Le meurtrier de Leïla a privé Dounia « de sa présence maternelle, de son affection et de ses conseils », confie-t-elle avec regret. « Pour nous, ses enfants, il est impossible de compenser tout ce qu’elle nous a transmis. J’ai perdu un frère et une sœur à cause de maladies, car ce chagrin les a rongés. » Proche de leur fin, « ils pleuraient non pas de douleur physique mais de crainte de partir sans connaître le criminel qui a pris notre mère. »
De plus, le suspect a également été mis en examen pour le meurtre de Nathalie Boyer, âgée de 15 ans, survenu en 1988. Son corps avait été découvert à Saint-Quentin-Fallavier (Isère). Nathalie Boyer fait partie de l’enquête des « disparus de l’Isère », regroupant neuf disparitions ou meurtres d’enfants entre 1983 et 1996. « Si le dossier de maman pouvait permettre de résoudre d’autres mystères, y compris celui de Nathalie Boyer, ce serait pour moi une immense satisfaction. Ce crime nous avait marqué à l’époque, nous étions enfants et avons vécu avec cette angoisse ! » ajoute Dounia.
Aux familles confrontées à des enquêtes devenues des « cold cases », Dounia recommande de « tenir bon ! Ne laissez pas l’affaire être classée, pour éviter qu’elle ne soit prescrite ». Dans le meurtre de sa mère, « il y avait un profil ADN. Je croyais fermement que les progrès scientifiques finiraient par nous offrir une réponse, » se remémore-t-elle. « Il fallait simplement qu’il soit fiché, ou qu’un de ses proches le soit, ce qui a été possible grâce à l’ADN de parentèle. J’ai persisté, ne lâchant rien jusqu’à obtenir ma réponse. C’est ce que je souhaite du fond du cœur aux autres familles. »
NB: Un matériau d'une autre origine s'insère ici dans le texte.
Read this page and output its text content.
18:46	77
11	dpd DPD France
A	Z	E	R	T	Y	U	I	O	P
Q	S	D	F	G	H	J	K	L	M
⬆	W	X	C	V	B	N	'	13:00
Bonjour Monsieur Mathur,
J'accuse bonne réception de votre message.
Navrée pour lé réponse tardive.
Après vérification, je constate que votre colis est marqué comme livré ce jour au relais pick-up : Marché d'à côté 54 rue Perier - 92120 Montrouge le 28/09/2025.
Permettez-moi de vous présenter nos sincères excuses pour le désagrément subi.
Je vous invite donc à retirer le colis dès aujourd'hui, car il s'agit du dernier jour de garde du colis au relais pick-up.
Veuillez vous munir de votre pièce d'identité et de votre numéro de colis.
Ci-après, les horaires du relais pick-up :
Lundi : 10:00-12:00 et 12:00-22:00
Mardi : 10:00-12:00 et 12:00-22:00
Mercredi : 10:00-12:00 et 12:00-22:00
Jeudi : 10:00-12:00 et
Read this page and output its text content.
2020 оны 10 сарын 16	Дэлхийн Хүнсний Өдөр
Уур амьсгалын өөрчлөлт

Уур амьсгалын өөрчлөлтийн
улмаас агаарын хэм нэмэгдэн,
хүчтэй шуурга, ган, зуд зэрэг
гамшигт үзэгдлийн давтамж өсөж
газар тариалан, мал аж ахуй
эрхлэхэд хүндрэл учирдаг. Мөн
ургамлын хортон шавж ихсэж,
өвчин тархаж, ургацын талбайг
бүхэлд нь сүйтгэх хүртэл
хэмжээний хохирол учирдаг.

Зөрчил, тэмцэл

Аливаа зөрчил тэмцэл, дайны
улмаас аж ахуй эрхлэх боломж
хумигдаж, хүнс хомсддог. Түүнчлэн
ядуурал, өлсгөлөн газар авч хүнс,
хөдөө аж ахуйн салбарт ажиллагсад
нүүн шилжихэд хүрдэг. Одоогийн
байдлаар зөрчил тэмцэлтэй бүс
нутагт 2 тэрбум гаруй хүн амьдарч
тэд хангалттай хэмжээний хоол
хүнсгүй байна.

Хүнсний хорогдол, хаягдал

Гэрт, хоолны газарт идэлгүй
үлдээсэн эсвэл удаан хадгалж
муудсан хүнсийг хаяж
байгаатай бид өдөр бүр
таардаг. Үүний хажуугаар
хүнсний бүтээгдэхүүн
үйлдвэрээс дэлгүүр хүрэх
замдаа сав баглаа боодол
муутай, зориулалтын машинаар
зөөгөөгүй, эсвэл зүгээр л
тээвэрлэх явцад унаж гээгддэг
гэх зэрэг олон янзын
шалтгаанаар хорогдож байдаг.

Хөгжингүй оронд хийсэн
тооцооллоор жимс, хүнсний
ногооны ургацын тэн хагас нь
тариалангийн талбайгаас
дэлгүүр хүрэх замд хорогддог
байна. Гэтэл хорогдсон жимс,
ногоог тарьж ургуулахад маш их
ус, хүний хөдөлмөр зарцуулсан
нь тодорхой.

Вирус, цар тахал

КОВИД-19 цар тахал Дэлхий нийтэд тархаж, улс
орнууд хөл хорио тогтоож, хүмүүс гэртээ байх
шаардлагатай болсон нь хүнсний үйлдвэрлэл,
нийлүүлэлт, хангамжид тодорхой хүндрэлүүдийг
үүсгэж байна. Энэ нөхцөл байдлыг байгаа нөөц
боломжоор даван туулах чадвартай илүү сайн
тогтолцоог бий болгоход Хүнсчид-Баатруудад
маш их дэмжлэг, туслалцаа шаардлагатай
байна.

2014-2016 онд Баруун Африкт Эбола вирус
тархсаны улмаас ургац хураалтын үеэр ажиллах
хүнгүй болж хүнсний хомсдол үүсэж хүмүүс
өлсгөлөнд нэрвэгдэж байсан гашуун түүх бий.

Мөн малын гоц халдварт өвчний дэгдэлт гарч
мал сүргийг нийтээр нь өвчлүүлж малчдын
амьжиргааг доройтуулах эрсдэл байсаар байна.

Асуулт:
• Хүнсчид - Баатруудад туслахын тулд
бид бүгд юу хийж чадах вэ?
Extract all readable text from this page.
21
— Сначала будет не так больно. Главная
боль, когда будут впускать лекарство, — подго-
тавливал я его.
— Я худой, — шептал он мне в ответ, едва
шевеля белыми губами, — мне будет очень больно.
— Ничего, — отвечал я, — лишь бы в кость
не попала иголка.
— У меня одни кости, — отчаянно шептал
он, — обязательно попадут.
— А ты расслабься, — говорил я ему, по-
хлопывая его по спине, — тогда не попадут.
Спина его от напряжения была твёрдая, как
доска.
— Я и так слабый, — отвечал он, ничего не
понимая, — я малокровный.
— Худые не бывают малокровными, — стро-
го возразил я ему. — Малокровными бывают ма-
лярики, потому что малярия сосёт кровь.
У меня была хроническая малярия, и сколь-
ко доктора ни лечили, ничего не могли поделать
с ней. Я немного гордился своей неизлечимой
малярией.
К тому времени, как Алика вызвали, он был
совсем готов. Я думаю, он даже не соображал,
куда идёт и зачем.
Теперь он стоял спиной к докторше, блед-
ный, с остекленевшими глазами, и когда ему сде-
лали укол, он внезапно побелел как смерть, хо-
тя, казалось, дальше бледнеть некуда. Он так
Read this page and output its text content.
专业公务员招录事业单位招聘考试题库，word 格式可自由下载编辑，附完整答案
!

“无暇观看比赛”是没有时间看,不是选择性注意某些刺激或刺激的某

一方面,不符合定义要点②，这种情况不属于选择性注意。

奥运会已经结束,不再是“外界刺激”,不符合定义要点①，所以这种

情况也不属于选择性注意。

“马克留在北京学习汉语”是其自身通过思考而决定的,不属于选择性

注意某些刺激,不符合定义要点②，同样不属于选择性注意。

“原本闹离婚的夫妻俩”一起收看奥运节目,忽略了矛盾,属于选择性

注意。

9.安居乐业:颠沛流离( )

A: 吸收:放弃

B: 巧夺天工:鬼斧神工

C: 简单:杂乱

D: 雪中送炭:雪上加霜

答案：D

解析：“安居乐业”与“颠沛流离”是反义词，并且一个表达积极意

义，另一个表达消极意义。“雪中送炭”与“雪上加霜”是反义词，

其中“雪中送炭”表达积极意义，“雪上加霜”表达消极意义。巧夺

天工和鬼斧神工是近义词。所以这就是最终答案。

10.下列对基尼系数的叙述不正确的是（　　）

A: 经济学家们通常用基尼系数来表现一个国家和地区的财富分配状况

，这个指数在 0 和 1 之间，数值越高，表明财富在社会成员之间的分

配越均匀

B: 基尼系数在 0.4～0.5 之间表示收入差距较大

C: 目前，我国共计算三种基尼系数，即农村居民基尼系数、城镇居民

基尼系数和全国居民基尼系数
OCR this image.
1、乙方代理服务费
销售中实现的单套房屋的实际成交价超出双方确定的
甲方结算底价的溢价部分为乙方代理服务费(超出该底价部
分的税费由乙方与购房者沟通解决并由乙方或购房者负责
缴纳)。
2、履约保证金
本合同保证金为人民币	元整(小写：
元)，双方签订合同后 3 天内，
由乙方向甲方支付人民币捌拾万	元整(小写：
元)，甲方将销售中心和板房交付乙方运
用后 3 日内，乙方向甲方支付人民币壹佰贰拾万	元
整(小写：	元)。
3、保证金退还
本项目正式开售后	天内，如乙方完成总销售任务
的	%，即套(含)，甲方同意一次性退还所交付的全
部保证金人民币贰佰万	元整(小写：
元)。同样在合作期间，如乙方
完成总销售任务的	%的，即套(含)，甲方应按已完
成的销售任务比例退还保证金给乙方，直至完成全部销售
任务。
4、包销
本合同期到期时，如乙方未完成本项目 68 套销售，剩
Le pôle de Nanterre poursuit ses investigations sur le suspect. Les enquêteurs ont également découvert que ce dernier avait connu le père de Charazed Bendouiou, disparue en 1987 alors qu’elle n’avait que 10 ans, à proximité de son domicile dans le quartier Champfleuri à Bourgoin-Jallieu (Isère). À ce jour, le corps de Charazed n’a jamais été retrouvé, rappelle France Bleu Isère.